McGrory's discipline, kayaking, has been an Olympic sport for women since 1948.
Harrison said the one year delay in staging the Tokyo 2020 Olympics probably benefits her.
"I'm seeing it as sort of a blessing," Harrison said. "I don't think I was ready to compete in an Olympics last year. I've had an extra year to train and kind of mature and understand the kind of athlete I want to be. It's really been incredible. I feel way more ready than I was before. I'm really, really excited to see what happens."
Harrison said she is trying to ignore the back-and-forth in Japan about whether these Olympics should be cancelled because of the ongoing pandemic. She said she is "really confident" the Tokyo Games will take place this summer.
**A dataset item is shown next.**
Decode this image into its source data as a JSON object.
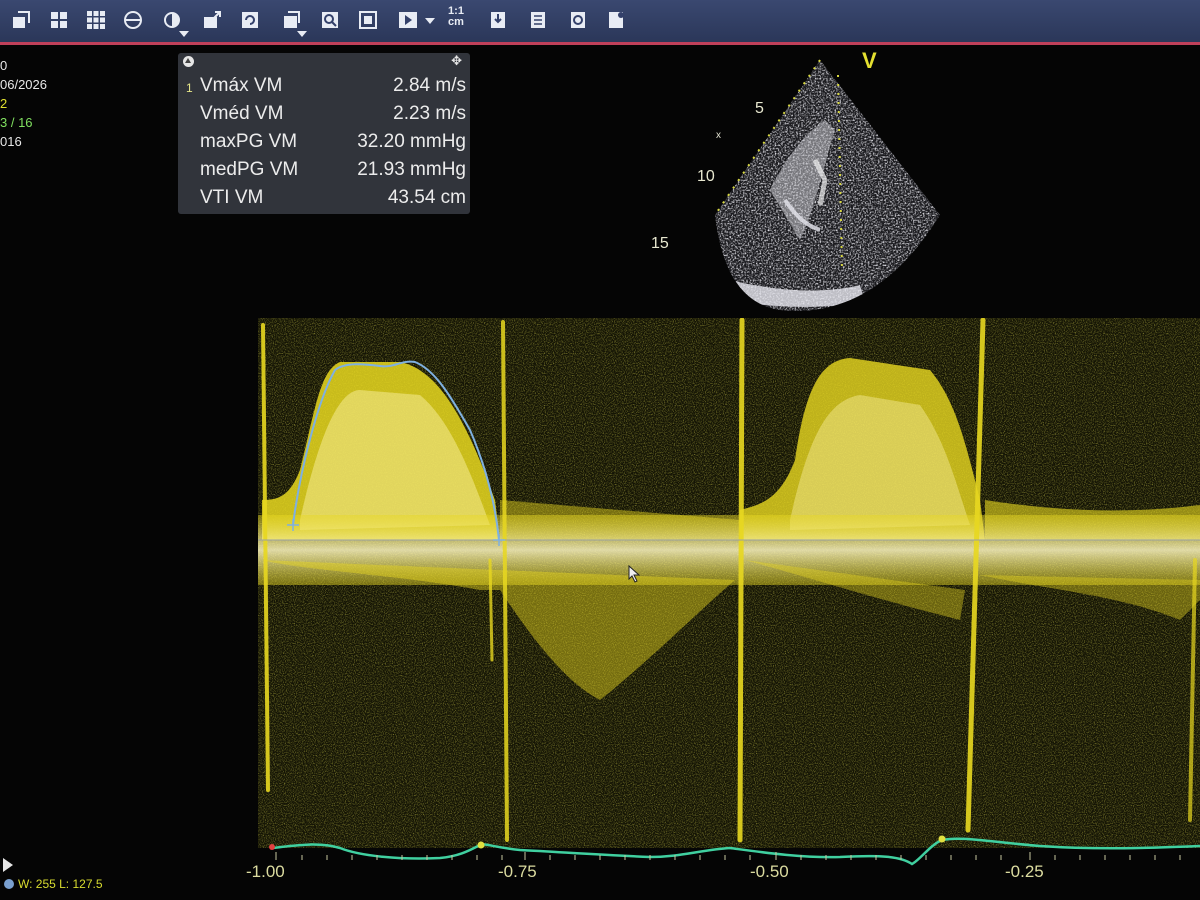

"I try not to follow it too closely just because I am training as if no matter what it's going to happen," Harrison said.
Harrison spent a good portion of the past pandemic year semi-cloistered in a training pod in Georgia overseen by U.S. sprint national team coach Zsolt Szadovszki. The team is based at Lake Lanier, the 1996 Atlanta Summer Olympics competition venue.
The Tokyo Olympics opening ceremony takes place in less than two months on July 23. The women's 200 meter sprint canoe final at the Sea Forest Waterway near Tokyo Bay happens on August 5. The event is an all-out dash lasting less than one minute on a straight line, flat water course.
McGrory and Huston said paddlers from Ukraine, China and Canada should be podium rivals to watch out for. European nations have dominated the canoe and kayak medal tables in past Olympics, in part because the competitive side of the sport attracts considerably more participants in Europe than here.